Terrones, Z. (2012). The Repressed Tension in Haute tension. Film Matters, 3(1), 25-29.


Claim:
She is the attacker and the attacked, simultaneously, to represent the same self (Clover 191 ) that exists in the viewer also; she is the symbol of the viewers themselves and thus of how our society functions. Marie symbolizes the repressed woman in the male-dominated society who wants to free herself from those clutches to become whole and receive the satisfaction that is yearned for.

Paraphrased:
The female protagonist in the film is a symbol for the female struggle to break social restraints and achieve freedom.

Summary:
The article is using the film “High Tension”, or “Haute Tension”, a French film directed by Alexandre Aja in 2003. The film follows two women, the protagonist of the film being a sexual repressed female with a alter persona that just happens to be a male. The film portrays the events following a sudden snap in this women’s mind, a sudden gender and psychological flip triggered by sexual fantasies surrounding her female friend Alex. The literal moment that switches the personas is the protagnist’s climax while masturbating to Alex. The article dissects the reasoning behind this character, and how she both further instates the ‘unstable and monstrous female’ trope that plagues horror and also the repression our patriarchal society puts on women, especially sexually. The author also elaborates on the physical aspects of the film. Marie, the protagonist of the film, is an all around androgynous looking character, with short hair and nondescript features. It explains that  “Her alternate physical form creates an exception, giving her the liberty to be in control and dominate, things she could never do in a female form”(2) also going on to quote  published film professor Carol Clover, saying that  ‘what de France's (Marie) character emphasizes to the spectator is that "masculinity and femininity are more states of mind than body" (Clover 188).’ The article concludes by putting an emphasis on the symbols created by Marie’s character, and how “she is the symbol of the viewers themselves and thus of how our society functions.”(4)

Quotations:

"The horror genre is one that follows preset rules in a vast majority of its films, thereby establishing a well-known relationship that the audience has come to expect between the female victim and the male killer - along with the sexual and social repressions it connotes.(1)"

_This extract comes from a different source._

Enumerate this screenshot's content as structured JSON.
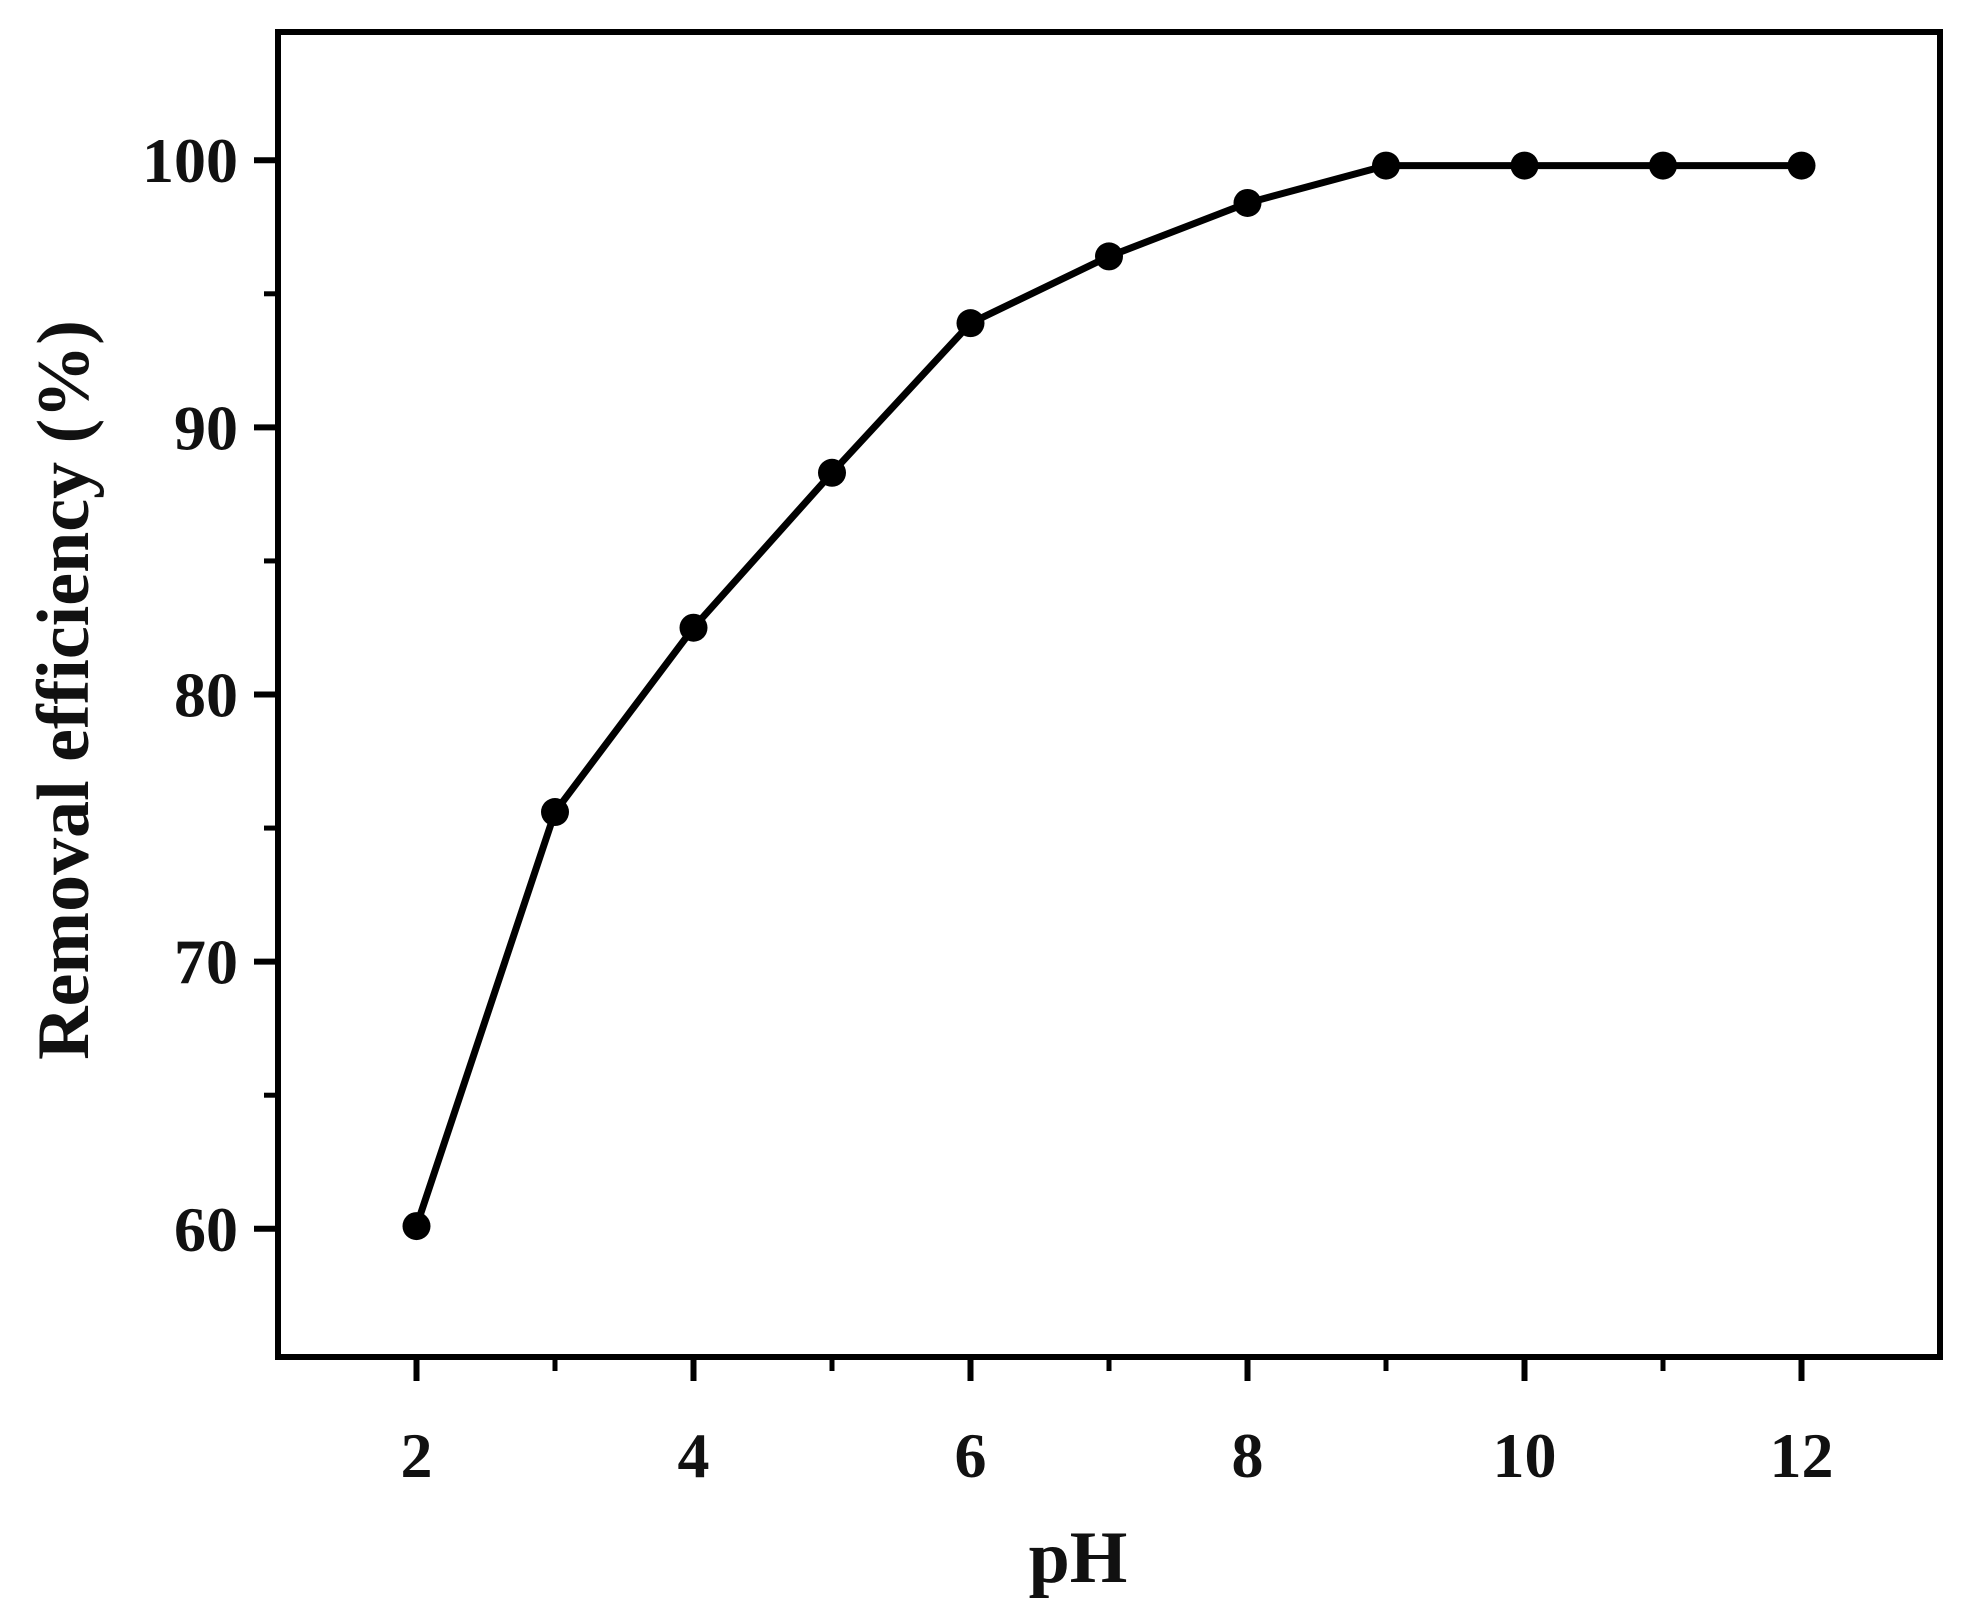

"This reladonship is based on the genre's male superiority and women's passivity, which parallels the female status of the real- world patriarchal society that views it."


"that the horror genre can convey the idea of "the overthrow of patriarchal capitalist ideology" that can come about as a response to the repressions that the institution creates - even if only through symbolism in the medium. One of the repressions it creates is the woman as an Other: she is given neither the same status nor importance as a man in the male-dominated society in which we live."


"the denial to women of drives culturally associated with masculinity: activeness, aggression, self- assertion, organizational power, creativity itself" (Wood 167)"


"Classically, the horror film used a male or monstrotis killer as a mirror to the Otherness of the woman, or to reinforce the idea that there is pleasure in "masculine subject positions punishing or dominating feminine objects" (Williams, "Film Bodies" 6)."


"to demonstrate that she is not separate from the male: she too has sexual feelings that must have an outiet; she too is strong- vkdlled and assertive. Yet, this release comes too late. It is no longer a healthy outcome but a gruesome aftereffect as a result of being hidden for so long; she can no longer withhold and withstand the repressed. Why must her liberation be so violent? Well, the woman, like the monster, is feared because it represents the feared "potency of a different kind of sexuality" (Williams, "Alien the Woman" 20) than the one of the dominant group."


"Could it be that not only do horror films represent the tumultuous dichotomous reladonship that exists between the subconscious and conscious selves? Or is there more to it — like an innate urge and pleasure in female desecration because of the conditioning received from society to view the female form as inferior?"